Les grenouilles arboricoles du Pacifique, qui vivent dans le nord-ouest américain, se disputent la largeur de bande acoustique aussi bien sur la fréquence que sur la plage horaire : l'une coasse, suivie immédiatement par une autre dans un registre plus aigu. J'ai trouvé en Afrique, au Kenya notamment, des paysages sonores extrêmement bien ordonnés comme le montrait l'analyse des spectrogrammes : les insectes tissaient la toile de fond, chaque espèce d'oiseau marquait son territoire acoustique, les grands félins occupaient d'autres niches à l'instar des serpents ou des singes.
Vos recherches remontent aux années 1960. Comment se porte aujourd'hui le grand orchestre animal ?
J'ai enregistré plus de 15 000 sons d'espèces animales et plus de 4 500 heures d'ambiance naturelle. La triste vérité est que près de 50 % des habitats figurant dans mes archives récoltées au cours de ces quarante-cinq dernières années sont désormais si gravement dégradés que beaucoup de ces paysages sonores naturels, naguère si riches, ne peuvent plus être entendus aujourd'hui, même approximativement, sous leur forme d'origine.
Les sons ont-ils disparu ou la cacophonie humaine fait-elle qu'on ne parvient plus à les entendre ?
Les deux. L'extraction minière, l'exploitation forestière, l'étalement urbain, et la pollution qui en résulte, réduisent la superficie des habitats sauvages. De même, en noyant les sons naturels de la biophonie et de la géophonie (les sons provenant d'éléments naturels tels que le vent, l'eau, la pluie et les mouvements du sol) sous notre cacophonie, nous perturbons ou détruisons la nature elle-même.
Certains animaux, comme les insectes, sont plus touchés que d'autres. Dans les forêts tropicales, les prédateurs tentent de s'adapter car il leur est plus difficile d'entendre leurs proies. Le bruit humain peut aussi affaiblir le système immunitaire des mammifères et des poissons, réduisant leur résistance à la maladie, résultat physiologique naturel des taux élevés d'hormone de stress. Dans les cas les plus graves, lorsque les seuils de tolérance sont dépassés, il peut être fatal. De nombreuses espèces de baleines et de phoques s'échouent d'elles-mêmes pour mourir.
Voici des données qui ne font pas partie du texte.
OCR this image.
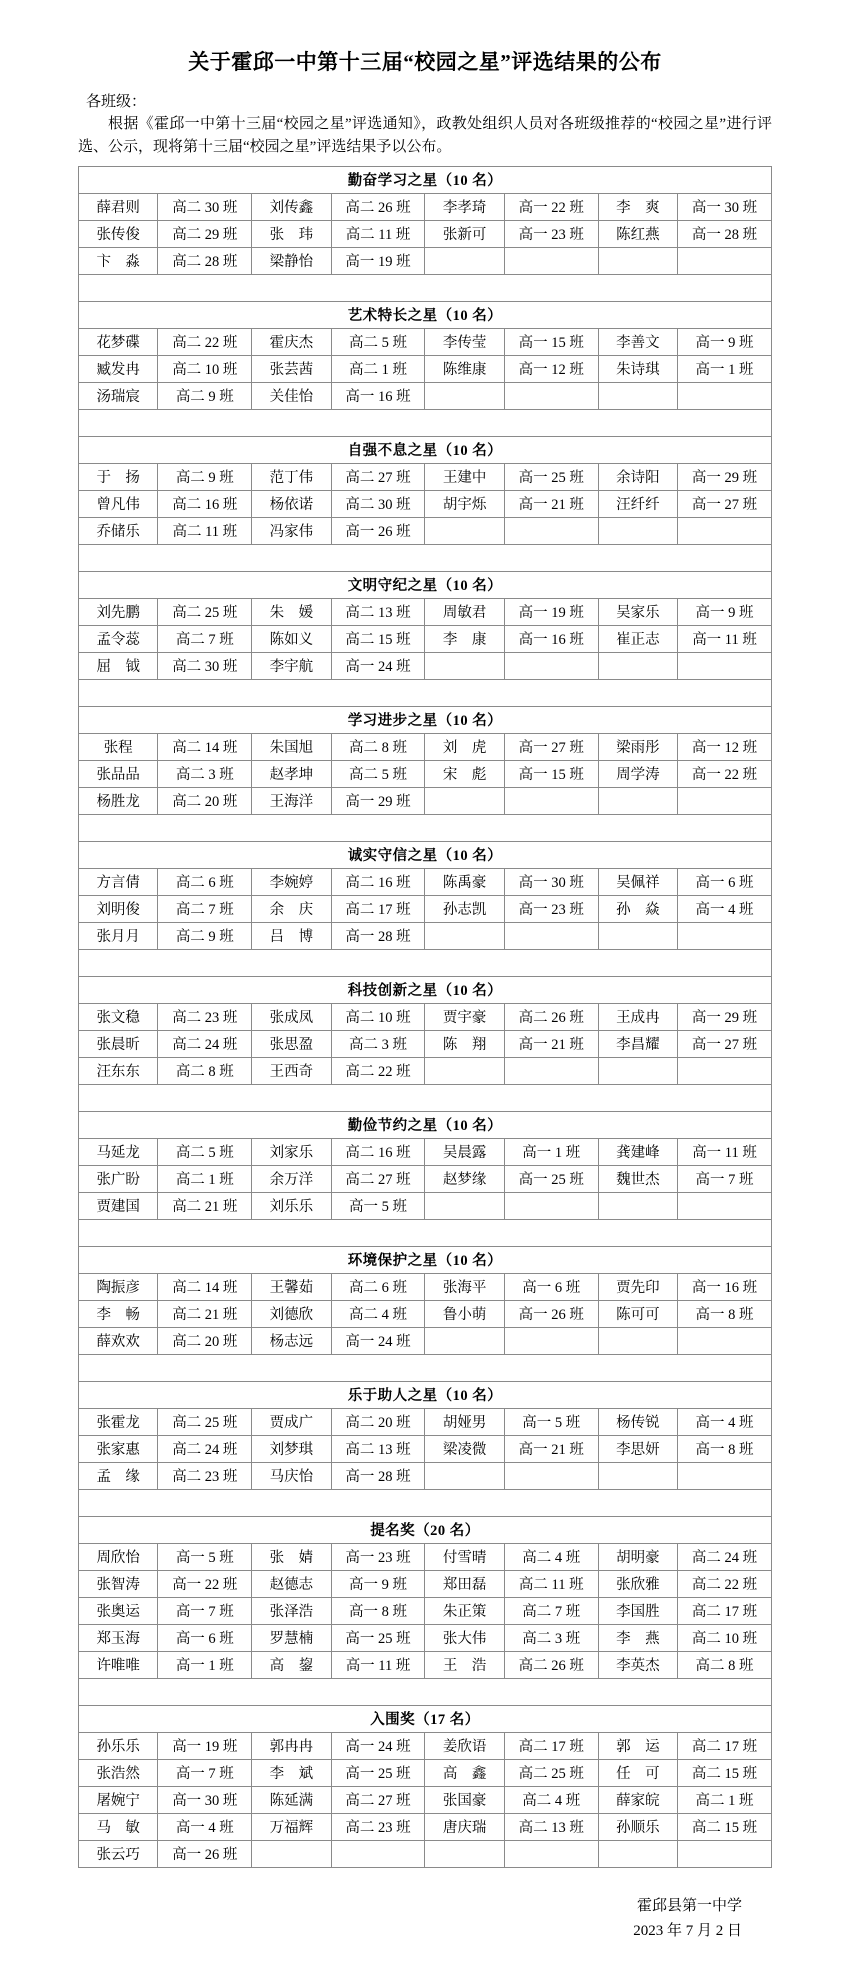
关于霍邱一中第十三届“校园之星”评选结果的公布

各班级：

根据《霍邱一中第十三届“校园之星”评选通知》，政教处组织人员对各班级推荐的“校园之星”进行评选、公示，现将第十三届“校园之星”评选结果予以公布。

勤奋学习之星（10 名）							
薛君则	高二 30 班	刘传鑫	高二 26 班	李孝琦	高一 22 班	李　爽	高一 30 班
张传俊	高二 29 班	张　玮	高二 11 班	张新可	高一 23 班	陈红燕	高一 28 班
卞　淼	高二 28 班	梁静怡	高一 19 班				

艺术特长之星（10 名）							
花梦碟	高二 22 班	霍庆杰	高二 5 班	李传莹	高一 15 班	李善文	高一 9 班
臧发冉	高二 10 班	张芸茜	高二 1 班	陈维康	高一 12 班	朱诗琪	高一 1 班
汤瑞宸	高二 9 班	关佳怡	高一 16 班				

自强不息之星（10 名）							
于　扬	高二 9 班	范丁伟	高二 27 班	王建中	高一 25 班	余诗阳	高一 29 班
曾凡伟	高二 16 班	杨依诺	高二 30 班	胡宇烁	高一 21 班	汪纤纤	高一 27 班
乔储乐	高二 11 班	冯家伟	高一 26 班				

文明守纪之星（10 名）							
刘先鹏	高二 25 班	朱　媛	高二 13 班	周敏君	高一 19 班	吴家乐	高一 9 班
孟令蕊	高二 7 班	陈如义	高二 15 班	李　康	高一 16 班	崔正志	高一 11 班
屈　钺	高二 30 班	李宇航	高一 24 班				

学习进步之星（10 名）							
张程	高二 14 班	朱国旭	高二 8 班	刘　虎	高一 27 班	梁雨彤	高一 12 班
张品品	高二 3 班	赵孝坤	高二 5 班	宋　彪	高一 15 班	周学涛	高一 22 班
杨胜龙	高二 20 班	王海洋	高一 29 班				

诚实守信之星（10 名）							
方言倩	高二 6 班	李婉婷	高二 16 班	陈禹豪	高一 30 班	吴佩祥	高一 6 班
刘明俊	高二 7 班	余　庆	高二 17 班	孙志凯	高一 23 班	孙　焱	高一 4 班
张月月	高二 9 班	吕　博	高一 28 班				

科技创新之星（10 名）							
张文稳	高二 23 班	张成凤	高二 10 班	贾宇豪	高二 26 班	王成冉	高一 29 班
张晨昕	高二 24 班	张思盈	高二 3 班	陈　翔	高一 21 班	李昌耀	高一 27 班
汪东东	高二 8 班	王西奇	高二 22 班				

勤俭节约之星（10 名）							
马延龙	高二 5 班	刘家乐	高二 16 班	吴晨露	高一 1 班	龚建峰	高一 11 班
张广盼	高二 1 班	余万洋	高二 27 班	赵梦缘	高一 25 班	魏世杰	高一 7 班
贾建国	高二 21 班	刘乐乐	高一 5 班				

环境保护之星（10 名）							
陶振彦	高二 14 班	王馨茹	高二 6 班	张海平	高一 6 班	贾先印	高一 16 班
李　畅	高二 21 班	刘德欣	高二 4 班	鲁小萌	高一 26 班	陈可可	高一 8 班
薛欢欢	高二 20 班	杨志远	高一 24 班				

乐于助人之星（10 名）							
张霍龙	高二 25 班	贾成广	高二 20 班	胡娅男	高一 5 班	杨传锐	高一 4 班
张家惠	高二 24 班	刘梦琪	高二 13 班	梁凌微	高一 21 班	李思妍	高一 8 班
孟　缘	高二 23 班	马庆怡	高一 28 班				

提名奖（20 名）							
周欣怡	高一 5 班	张　婧	高一 23 班	付雪晴	高二 4 班	胡明豪	高二 24 班
张智涛	高一 22 班	赵德志	高一 9 班	郑田磊	高二 11 班	张欣雅	高二 22 班
张奥运	高一 7 班	张泽浩	高一 8 班	朱正策	高二 7 班	李国胜	高二 17 班
郑玉海	高一 6 班	罗慧楠	高一 25 班	张大伟	高二 3 班	李　燕	高二 10 班
许唯唯	高一 1 班	高　鋆	高一 11 班	王　浩	高二 26 班	李英杰	高二 8 班

入围奖（17 名）							
孙乐乐	高一 19 班	郭冉冉	高一 24 班	姜欣语	高二 17 班	郭　运	高二 17 班
张浩然	高一 7 班	李　斌	高一 25 班	高　鑫	高二 25 班	任　可	高二 15 班
屠婉宁	高一 30 班	陈延满	高二 27 班	张国豪	高二 4 班	薛家皖	高二 1 班
马　敏	高一 4 班	万福辉	高二 23 班	唐庆瑞	高二 13 班	孙顺乐	高二 15 班
张云巧	高一 26 班						
霍邱县第一中学
2023 年 7 月 2 日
Il y a près de cinquante ans, mes parents nous avaient emmenés, ma soeur et moi, en vacances dans le parc national de Yellowstone, près d'une large vallée couverte de neige, à l'abri de tout parasitage humain. Le calme était ponctué par les vocalisations des corbeaux, des geais, des pies, des alouettes hausse-col et des élans. Je me souviens encore du murmure des ruisseaux et de la brise légère qui soufflait dans la cime des conifères. Je suis retourné au même endroit en 2002. La magie avait disparu, anéantie par les bruits de moteur et le smog.
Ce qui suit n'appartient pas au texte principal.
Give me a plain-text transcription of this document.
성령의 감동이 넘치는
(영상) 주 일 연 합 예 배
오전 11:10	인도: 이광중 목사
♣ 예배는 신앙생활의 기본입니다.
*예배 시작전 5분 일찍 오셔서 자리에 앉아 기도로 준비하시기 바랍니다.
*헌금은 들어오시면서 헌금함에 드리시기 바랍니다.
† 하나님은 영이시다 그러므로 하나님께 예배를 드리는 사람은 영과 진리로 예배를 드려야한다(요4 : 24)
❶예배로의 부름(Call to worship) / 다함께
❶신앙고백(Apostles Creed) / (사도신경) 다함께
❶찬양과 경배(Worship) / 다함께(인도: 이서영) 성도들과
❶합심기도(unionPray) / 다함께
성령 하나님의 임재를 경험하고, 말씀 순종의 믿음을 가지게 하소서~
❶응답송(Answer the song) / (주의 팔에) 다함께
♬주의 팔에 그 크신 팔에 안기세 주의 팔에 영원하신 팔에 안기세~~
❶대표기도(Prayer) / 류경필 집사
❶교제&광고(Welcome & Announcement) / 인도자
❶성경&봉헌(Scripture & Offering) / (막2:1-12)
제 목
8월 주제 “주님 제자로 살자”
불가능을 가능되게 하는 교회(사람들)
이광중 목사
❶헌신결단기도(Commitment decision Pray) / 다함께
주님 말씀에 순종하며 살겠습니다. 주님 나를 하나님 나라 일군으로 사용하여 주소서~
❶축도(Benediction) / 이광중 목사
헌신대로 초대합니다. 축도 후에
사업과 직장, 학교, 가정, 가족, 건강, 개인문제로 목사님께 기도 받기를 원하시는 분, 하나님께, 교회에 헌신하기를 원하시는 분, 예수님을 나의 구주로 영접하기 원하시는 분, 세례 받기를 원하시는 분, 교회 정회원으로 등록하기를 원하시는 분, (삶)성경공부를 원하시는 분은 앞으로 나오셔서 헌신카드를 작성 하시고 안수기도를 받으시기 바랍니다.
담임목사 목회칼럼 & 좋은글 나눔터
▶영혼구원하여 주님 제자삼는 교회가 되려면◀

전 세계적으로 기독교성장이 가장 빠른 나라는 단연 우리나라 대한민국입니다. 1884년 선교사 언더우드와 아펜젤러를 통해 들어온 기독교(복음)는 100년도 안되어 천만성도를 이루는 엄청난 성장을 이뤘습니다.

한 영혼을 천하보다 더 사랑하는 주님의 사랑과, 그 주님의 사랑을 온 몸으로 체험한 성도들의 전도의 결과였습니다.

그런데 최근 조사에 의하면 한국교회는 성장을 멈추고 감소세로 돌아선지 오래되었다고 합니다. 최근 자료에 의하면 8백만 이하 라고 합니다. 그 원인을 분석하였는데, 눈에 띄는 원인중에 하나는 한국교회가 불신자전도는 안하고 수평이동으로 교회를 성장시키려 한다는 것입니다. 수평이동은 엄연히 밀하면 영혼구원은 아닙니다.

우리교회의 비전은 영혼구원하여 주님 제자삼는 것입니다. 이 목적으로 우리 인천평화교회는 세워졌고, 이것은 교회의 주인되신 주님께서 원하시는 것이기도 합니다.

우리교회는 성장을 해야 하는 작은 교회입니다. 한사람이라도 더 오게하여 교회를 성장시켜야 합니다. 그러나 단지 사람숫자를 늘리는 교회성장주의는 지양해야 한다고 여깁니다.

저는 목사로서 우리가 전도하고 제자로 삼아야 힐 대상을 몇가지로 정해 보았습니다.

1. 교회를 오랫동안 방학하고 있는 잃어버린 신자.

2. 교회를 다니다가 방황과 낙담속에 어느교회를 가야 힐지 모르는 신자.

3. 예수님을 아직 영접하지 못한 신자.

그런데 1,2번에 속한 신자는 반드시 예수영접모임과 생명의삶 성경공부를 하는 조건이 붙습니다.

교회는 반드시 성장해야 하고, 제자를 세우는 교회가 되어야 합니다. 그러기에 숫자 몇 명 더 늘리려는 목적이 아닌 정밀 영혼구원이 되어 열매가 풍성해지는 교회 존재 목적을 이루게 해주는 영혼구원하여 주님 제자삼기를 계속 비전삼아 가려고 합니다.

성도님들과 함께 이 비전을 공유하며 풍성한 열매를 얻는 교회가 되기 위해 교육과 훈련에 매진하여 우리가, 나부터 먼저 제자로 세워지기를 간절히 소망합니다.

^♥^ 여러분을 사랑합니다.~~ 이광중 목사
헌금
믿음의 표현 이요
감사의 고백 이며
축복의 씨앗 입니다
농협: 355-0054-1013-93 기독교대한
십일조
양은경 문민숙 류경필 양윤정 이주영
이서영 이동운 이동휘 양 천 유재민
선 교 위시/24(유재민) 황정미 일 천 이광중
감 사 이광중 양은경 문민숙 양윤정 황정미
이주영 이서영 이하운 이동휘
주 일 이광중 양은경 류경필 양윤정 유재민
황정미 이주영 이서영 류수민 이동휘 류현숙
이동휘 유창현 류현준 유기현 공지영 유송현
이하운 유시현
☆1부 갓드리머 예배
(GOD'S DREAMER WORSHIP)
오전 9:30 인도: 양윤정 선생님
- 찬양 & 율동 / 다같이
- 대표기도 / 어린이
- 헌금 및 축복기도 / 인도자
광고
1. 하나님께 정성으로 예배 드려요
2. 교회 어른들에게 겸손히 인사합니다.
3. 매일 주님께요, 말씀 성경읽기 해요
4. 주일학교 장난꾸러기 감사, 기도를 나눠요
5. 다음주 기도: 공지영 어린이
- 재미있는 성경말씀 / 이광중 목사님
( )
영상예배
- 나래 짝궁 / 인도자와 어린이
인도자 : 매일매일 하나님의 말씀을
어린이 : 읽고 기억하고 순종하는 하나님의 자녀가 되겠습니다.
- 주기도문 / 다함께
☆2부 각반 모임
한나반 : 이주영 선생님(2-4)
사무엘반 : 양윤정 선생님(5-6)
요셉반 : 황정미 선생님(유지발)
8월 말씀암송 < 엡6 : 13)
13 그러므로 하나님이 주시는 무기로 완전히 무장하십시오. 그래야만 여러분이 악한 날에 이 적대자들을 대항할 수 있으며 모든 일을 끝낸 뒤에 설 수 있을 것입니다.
Comment lutter contre cette mise à mal du grand orchestre de la nature ?
Le mieux serait de ne plus toucher à rien et de mettre un terme à la consommation effrénée de produits dont personne n'a véritablement besoin. Je plaide aussi pour une "écologie du paysage sonore" qui permettrait de mieux appréhender le phénomène.
Bryan Pijanowski et son équipe de Purdue University (Indiana) et d'autres, à Michigan State University, sous l'impulsion de Stuart Gage, ont été parmi les premiers scientifiques à reconnaître l'intérêt d'étudier les paysages sonores naturels holistiques plutôt que de simples enregistrements de chaque espèce.
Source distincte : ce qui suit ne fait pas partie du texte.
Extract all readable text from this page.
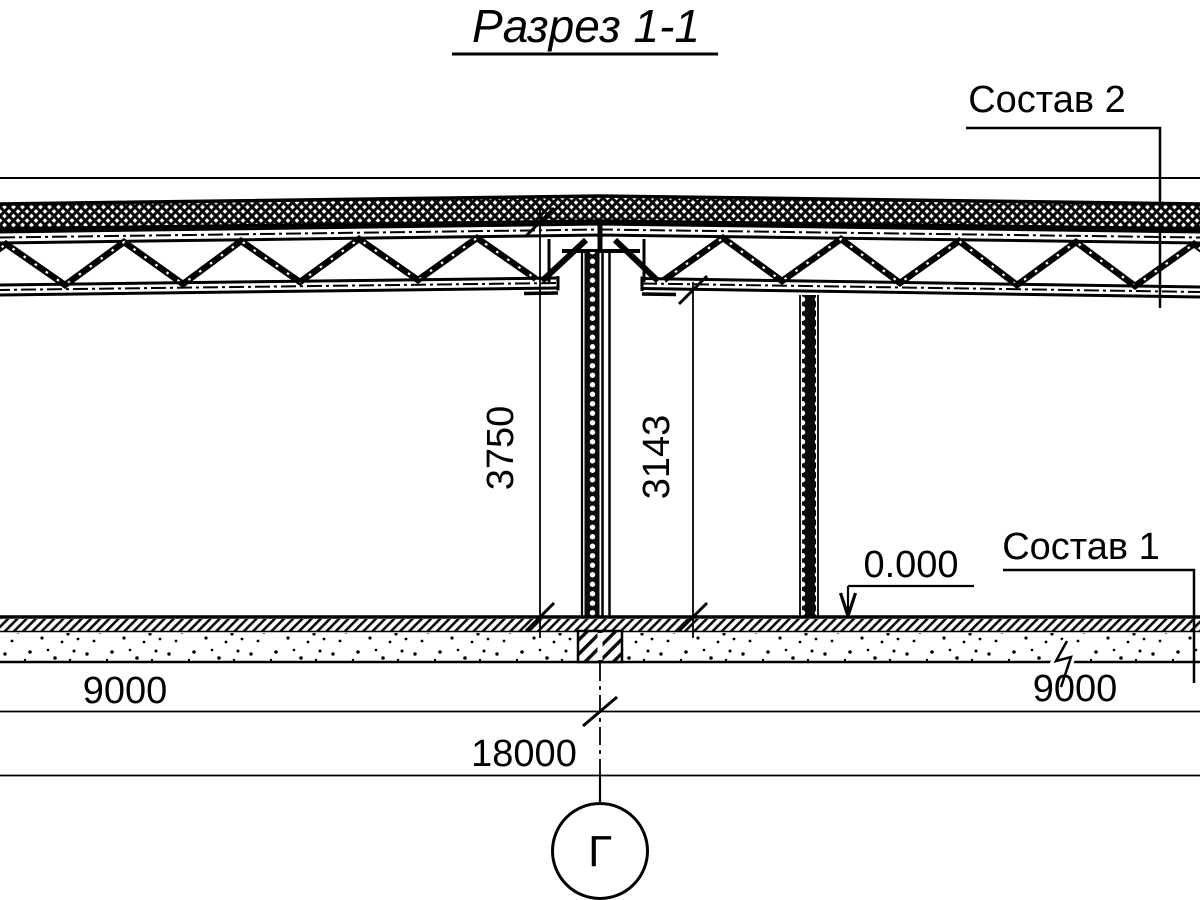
Разрез 1-1
Состав 2
0.000 Состав 1
3750	3143
9000	9000
18000
Г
Ces méthodes anciennes se limitaient à la capture fragmentaire des appels et chants d'espèces individuelles, essentiellement des oiseaux. Plus tard, ces techniques ont été élargies aux grenouilles et aux mammifères. De mon point de vue, elles revenaient à tenter de comprendre la Cinquième Symphonie de Beethoven en isolant la voix d'un seul violon sans entendre le reste de l'orchestre.
L'écologie du paysage sonore se révèle, elle, un excellent outil diagnostique pour évaluer l'état de santé des divers habitats naturels et mesurer, entre autres, l'impact d'événements tels que le réchauffement climatique.